By Tessa Stathis
Photo courtesy of Getty Images
"I'm not a program. I'm a user." -Sam Flynn
Over winter break, I was graced with the opportunity to see both "TRON: Legacy" and "True Grit." Although I enjoyed "True Grit" to a certain extent, I really just don't like westerns; giving me an inability to critique them fairly and properly.
From a quick scan on imdb.com, it is apparent that most of the user reviews on "TRON: Legacy" are disgracing this newest installment from Disney. Some complaints are indignant with the departure of the plot from the prequel: others are angry at what they call "unrealistically stupid" dialogue. But what is the truth behind "TRON: Legacy," and is it worth up to $13 at the Regal Carousel theatre?
In "TRON: Legacy," Sam Flynn (played by Garrett Hedlund) is entranced by stories his father, Kevin Flynn (played by Jeff Bridges) tells him of a special world within the computer that lives on a landscape called the Grid. With the help of a digitally copied version of himself (CLU) and a computer program named TRON, Kevin rules and keeps peace and order on the Grid. One day while Sam is still young his father mysteriously disappears, leaving him the heir to the multi-million dollar computer company ENCOM.
Flash forward years later to 29-year-old Sam, who is childishly rebellious and refuses to take responsibility for his father's company, which has become corrupt under rich share holders.
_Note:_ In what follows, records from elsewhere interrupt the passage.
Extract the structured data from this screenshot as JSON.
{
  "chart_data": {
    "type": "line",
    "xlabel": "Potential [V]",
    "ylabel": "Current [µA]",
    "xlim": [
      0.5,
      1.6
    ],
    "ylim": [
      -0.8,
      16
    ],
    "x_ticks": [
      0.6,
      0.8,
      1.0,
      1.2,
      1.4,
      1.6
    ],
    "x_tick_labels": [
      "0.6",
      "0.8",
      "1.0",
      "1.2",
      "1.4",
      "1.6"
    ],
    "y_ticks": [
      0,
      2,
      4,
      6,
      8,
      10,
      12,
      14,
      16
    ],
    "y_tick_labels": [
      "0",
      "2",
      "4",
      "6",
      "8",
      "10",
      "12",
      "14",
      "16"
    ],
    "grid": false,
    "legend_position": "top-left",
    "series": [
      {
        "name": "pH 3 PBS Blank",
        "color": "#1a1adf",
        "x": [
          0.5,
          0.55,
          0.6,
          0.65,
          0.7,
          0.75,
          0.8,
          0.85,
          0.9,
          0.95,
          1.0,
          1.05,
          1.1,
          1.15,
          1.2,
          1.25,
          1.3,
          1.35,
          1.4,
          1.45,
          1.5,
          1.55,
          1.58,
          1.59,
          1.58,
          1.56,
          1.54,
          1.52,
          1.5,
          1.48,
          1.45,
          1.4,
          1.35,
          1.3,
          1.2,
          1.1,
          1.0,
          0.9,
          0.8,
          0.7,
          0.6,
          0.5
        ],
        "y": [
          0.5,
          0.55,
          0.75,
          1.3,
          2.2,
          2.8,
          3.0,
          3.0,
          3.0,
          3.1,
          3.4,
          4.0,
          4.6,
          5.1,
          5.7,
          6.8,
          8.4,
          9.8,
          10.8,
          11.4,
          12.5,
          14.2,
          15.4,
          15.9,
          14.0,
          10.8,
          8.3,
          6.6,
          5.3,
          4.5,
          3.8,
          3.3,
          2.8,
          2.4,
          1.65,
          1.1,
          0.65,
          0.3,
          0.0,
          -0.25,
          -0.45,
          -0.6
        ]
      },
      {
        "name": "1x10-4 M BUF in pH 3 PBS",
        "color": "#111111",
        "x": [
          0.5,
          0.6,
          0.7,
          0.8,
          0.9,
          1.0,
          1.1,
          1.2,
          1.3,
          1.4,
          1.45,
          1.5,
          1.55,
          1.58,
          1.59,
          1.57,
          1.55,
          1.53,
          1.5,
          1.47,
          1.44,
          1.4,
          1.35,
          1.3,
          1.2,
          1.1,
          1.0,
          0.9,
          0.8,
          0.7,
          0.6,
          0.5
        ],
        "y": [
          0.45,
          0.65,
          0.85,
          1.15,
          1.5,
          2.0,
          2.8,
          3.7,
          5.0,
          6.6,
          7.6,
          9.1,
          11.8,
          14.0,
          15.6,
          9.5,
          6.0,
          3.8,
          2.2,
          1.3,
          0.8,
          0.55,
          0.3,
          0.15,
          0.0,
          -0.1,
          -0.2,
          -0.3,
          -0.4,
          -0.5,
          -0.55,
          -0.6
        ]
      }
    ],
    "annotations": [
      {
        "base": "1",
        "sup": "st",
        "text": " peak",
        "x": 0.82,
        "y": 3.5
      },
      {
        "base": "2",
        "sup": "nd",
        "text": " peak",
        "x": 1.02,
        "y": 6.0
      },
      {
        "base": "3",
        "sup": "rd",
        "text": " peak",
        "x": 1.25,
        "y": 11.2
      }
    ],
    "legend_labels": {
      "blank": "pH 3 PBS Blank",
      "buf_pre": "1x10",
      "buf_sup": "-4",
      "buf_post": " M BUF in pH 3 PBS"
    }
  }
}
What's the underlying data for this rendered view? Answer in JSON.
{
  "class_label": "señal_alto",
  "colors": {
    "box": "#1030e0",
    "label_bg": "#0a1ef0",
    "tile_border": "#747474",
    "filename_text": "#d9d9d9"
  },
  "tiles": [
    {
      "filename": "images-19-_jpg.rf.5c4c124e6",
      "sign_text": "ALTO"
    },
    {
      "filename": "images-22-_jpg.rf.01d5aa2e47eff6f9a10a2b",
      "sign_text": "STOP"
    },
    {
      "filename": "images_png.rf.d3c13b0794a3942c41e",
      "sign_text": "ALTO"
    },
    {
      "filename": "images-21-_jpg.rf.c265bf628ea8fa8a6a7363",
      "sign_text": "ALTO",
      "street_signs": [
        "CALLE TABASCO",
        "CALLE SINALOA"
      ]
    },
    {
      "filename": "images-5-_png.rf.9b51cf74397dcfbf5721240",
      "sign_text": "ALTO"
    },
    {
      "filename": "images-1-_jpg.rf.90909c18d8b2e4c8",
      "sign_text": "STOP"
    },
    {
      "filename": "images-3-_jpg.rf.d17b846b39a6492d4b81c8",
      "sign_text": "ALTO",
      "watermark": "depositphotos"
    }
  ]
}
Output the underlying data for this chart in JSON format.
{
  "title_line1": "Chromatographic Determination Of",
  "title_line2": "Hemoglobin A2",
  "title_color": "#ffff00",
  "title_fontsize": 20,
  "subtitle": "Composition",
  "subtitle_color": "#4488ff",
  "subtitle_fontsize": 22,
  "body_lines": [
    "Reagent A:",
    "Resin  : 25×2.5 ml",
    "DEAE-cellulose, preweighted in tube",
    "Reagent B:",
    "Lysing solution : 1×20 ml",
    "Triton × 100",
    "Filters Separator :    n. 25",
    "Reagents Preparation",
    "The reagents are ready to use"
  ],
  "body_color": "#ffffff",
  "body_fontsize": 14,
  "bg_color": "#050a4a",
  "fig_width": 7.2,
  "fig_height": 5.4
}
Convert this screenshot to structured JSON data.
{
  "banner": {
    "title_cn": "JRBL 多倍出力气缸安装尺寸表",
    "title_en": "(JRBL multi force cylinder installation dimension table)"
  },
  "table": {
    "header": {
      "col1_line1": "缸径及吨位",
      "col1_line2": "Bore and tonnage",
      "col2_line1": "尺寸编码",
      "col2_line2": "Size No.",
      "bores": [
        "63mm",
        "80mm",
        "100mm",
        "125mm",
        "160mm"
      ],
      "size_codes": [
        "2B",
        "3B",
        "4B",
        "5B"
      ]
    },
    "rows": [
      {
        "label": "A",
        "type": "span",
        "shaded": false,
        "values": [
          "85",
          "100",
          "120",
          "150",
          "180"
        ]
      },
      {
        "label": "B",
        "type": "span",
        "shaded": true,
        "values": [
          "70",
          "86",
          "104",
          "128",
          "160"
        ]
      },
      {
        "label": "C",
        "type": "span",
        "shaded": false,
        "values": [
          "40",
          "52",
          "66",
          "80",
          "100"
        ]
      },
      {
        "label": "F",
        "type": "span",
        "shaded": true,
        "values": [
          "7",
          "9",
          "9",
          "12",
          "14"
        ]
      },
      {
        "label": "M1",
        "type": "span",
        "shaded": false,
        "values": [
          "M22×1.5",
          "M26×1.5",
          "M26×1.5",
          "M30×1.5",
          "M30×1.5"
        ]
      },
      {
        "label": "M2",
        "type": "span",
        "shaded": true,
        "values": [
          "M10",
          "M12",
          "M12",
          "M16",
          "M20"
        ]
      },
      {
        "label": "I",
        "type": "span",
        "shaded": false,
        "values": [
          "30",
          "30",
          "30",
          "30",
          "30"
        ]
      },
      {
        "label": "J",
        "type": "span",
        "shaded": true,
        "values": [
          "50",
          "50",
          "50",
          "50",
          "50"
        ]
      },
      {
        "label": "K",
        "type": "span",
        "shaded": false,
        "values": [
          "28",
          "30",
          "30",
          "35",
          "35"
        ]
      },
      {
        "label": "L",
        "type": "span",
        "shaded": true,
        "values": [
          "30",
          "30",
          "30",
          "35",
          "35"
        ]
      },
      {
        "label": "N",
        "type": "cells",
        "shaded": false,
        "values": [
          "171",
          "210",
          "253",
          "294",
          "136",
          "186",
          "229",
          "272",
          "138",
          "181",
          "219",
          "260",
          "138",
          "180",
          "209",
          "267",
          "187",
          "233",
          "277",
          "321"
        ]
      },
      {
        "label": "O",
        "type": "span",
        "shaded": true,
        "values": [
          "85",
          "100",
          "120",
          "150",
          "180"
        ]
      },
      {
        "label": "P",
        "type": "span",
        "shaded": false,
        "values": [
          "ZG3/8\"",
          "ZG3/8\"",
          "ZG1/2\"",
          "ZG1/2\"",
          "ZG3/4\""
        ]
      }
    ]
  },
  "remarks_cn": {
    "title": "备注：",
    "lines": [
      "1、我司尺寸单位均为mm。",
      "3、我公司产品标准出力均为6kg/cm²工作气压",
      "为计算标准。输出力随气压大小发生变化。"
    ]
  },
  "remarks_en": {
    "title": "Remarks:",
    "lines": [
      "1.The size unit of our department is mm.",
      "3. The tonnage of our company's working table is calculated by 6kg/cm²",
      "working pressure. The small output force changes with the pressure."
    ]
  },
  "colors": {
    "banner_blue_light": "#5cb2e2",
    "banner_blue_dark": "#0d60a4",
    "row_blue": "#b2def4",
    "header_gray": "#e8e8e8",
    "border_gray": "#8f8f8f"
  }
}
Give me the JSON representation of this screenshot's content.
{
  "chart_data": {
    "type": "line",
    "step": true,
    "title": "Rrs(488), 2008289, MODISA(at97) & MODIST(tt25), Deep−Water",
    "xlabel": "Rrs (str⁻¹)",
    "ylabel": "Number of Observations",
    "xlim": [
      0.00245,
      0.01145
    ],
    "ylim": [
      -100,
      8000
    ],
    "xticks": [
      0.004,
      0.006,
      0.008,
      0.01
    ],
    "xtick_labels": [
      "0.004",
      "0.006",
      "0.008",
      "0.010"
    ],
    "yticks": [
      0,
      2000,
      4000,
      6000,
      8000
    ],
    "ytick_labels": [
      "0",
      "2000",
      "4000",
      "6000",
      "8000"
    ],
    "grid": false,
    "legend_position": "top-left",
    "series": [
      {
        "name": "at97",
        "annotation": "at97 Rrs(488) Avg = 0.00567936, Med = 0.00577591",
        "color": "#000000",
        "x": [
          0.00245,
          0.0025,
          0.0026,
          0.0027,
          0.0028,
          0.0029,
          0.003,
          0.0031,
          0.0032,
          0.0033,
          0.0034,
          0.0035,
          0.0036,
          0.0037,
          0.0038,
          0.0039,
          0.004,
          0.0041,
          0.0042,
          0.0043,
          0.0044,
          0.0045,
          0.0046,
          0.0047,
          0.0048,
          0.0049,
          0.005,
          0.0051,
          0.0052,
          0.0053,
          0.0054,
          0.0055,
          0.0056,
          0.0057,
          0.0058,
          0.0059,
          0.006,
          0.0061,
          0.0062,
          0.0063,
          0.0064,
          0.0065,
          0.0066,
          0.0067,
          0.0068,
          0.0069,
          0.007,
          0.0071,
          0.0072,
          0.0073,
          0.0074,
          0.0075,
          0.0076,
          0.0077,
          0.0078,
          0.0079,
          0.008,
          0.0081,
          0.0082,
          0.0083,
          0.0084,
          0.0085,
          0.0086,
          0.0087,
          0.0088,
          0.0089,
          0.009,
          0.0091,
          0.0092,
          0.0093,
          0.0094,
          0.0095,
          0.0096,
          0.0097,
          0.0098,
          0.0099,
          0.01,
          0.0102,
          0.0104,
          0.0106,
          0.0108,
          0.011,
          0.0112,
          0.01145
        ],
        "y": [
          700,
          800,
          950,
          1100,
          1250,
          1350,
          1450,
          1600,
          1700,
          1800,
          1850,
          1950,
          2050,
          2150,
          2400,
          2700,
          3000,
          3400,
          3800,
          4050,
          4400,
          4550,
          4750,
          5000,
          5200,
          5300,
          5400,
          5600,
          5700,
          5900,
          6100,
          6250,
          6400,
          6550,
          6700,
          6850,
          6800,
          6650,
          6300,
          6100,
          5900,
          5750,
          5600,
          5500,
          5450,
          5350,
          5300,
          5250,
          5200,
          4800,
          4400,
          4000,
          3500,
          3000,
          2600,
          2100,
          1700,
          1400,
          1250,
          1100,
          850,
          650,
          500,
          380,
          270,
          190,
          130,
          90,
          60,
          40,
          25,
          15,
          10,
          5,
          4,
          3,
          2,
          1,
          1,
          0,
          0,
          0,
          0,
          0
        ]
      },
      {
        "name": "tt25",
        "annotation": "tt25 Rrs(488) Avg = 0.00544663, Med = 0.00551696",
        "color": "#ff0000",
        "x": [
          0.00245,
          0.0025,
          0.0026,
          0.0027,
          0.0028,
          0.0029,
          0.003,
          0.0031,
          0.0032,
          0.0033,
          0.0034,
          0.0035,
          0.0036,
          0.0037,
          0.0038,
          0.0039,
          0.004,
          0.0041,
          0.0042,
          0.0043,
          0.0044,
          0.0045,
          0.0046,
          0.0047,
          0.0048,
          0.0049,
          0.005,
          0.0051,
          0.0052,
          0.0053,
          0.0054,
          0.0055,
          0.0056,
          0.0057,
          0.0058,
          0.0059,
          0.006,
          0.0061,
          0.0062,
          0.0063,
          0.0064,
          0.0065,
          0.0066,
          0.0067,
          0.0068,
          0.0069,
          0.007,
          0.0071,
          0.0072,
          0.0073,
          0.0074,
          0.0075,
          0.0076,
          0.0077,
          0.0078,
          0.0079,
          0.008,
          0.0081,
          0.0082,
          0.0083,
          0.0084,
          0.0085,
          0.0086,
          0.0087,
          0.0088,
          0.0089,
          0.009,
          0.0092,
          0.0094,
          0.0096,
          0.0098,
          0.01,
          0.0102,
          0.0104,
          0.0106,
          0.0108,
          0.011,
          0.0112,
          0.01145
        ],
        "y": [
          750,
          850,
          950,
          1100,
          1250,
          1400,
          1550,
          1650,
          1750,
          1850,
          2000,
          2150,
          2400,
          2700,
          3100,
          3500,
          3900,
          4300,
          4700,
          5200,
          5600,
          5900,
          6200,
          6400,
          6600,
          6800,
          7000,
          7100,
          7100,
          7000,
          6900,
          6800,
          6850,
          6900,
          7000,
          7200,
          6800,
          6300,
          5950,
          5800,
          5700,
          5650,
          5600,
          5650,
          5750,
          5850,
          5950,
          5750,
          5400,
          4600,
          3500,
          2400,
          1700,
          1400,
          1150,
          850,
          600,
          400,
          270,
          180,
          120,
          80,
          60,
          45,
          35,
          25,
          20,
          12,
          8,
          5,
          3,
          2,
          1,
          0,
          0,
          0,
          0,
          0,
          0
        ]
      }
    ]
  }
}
One day Sam receives a page from his father's office "“ a telephone line that has been disconnected for twenty years. Nostalgically upset, Sam enters his father's office and examines his old computer, looking for the files that his father had been working on before he disappeared. However, as he types in the correct code a portal opens up which transports him into the computer world of the Grid, where he finds out that all of the old stories his father used to tell him are true.
As someone who didn't see the original "TRON," I cannot offer my opinion to whether "Legacy" equaled the standards set by the first "TRON." However, I am an avid 3D fan and will always shell out the extra cash to view movies in all of their three-dimensional glory. Among the ones that I have seen are James Cameron's "Avatar," "Megamind," "Monsters vs. Aliens," "Toy Story 3," and "Alice in Wonderland." Clearly, the best of these is "Avatar," which won three different Academy Awards and entranced the general public with its eye-pleasing graphics.
"TRON," a full year after "Avatar" was released, offers moviegoers the same kind of cinematic experience felt in the Cameron masterpiece. Astonishingly visually appealing, the 3D sequences (which only begin when Sam enters the world of the Grid) seem to leap up and grab the viewer, helping him/her to feel surrounded and overwhelmed by this strange new world. However, the Grid is a striking contrast to "Avatar's" fantasy land, Pandora: instead of seeing a world filled completely with bright colors, the darkness of the Grid is only punctuated by the bright, color-identifying costumes of the characters and their machines of transport. Also unlike Pandora, which is filled so haphazardly with different types of plants and animals that it seems almost chaotic, there is a rhythmic, patterned feel to the Grid that is so inhuman it feels dangerous. The visual eye-candy is intensified in scenes like the light cycle, where Disney shows its knack for presenting violent movies in a very kid-safe manner. Also displaying Disney's prowess at animation is the unique fact that the younger version of Jeff Bridges (both in the beginning and as CLU) was completely digitally animated, but it's startling how real he looks.
Despite the fact that the visual appearance far outdistanced expectations, the plotline of "TRON" seems to fall short. However, that is not for lack of trying; rather, it seems that "TRON: Legacy's" plotline may be too much of a suspension of disbelief for modern day moviegoers. "It was made back in the 80s, when people didn't know that much about computers or that they just run on the numbers 1 and 0"¦ People didn't really believe there was a little world inside the computer, but it was less of a stretch than it is now," said senior Nick Kier. And he may very well be right: at times, "TRON's" plotline seems a little ridiculous and far-fetched; as is the case when Kevin announces that within the world of the computer he found all of the answers to the great unknown questions of science and medicine. However, there are times when the plotline doesn't seem like a complete fail, most notably in the scenes that feature the older Jeff Bridges, whom portrays his character's isolation and deepening madness quite effectively.
If you're looking for something that is a visual delight and has cool, otherworldly action sequences, "TRON: Legacy" is your movie. But if your movie- taste is more tuned to depth of emotion, superb acting, and believable plot line, the Coen Brother's "True Grit" might be more suitable.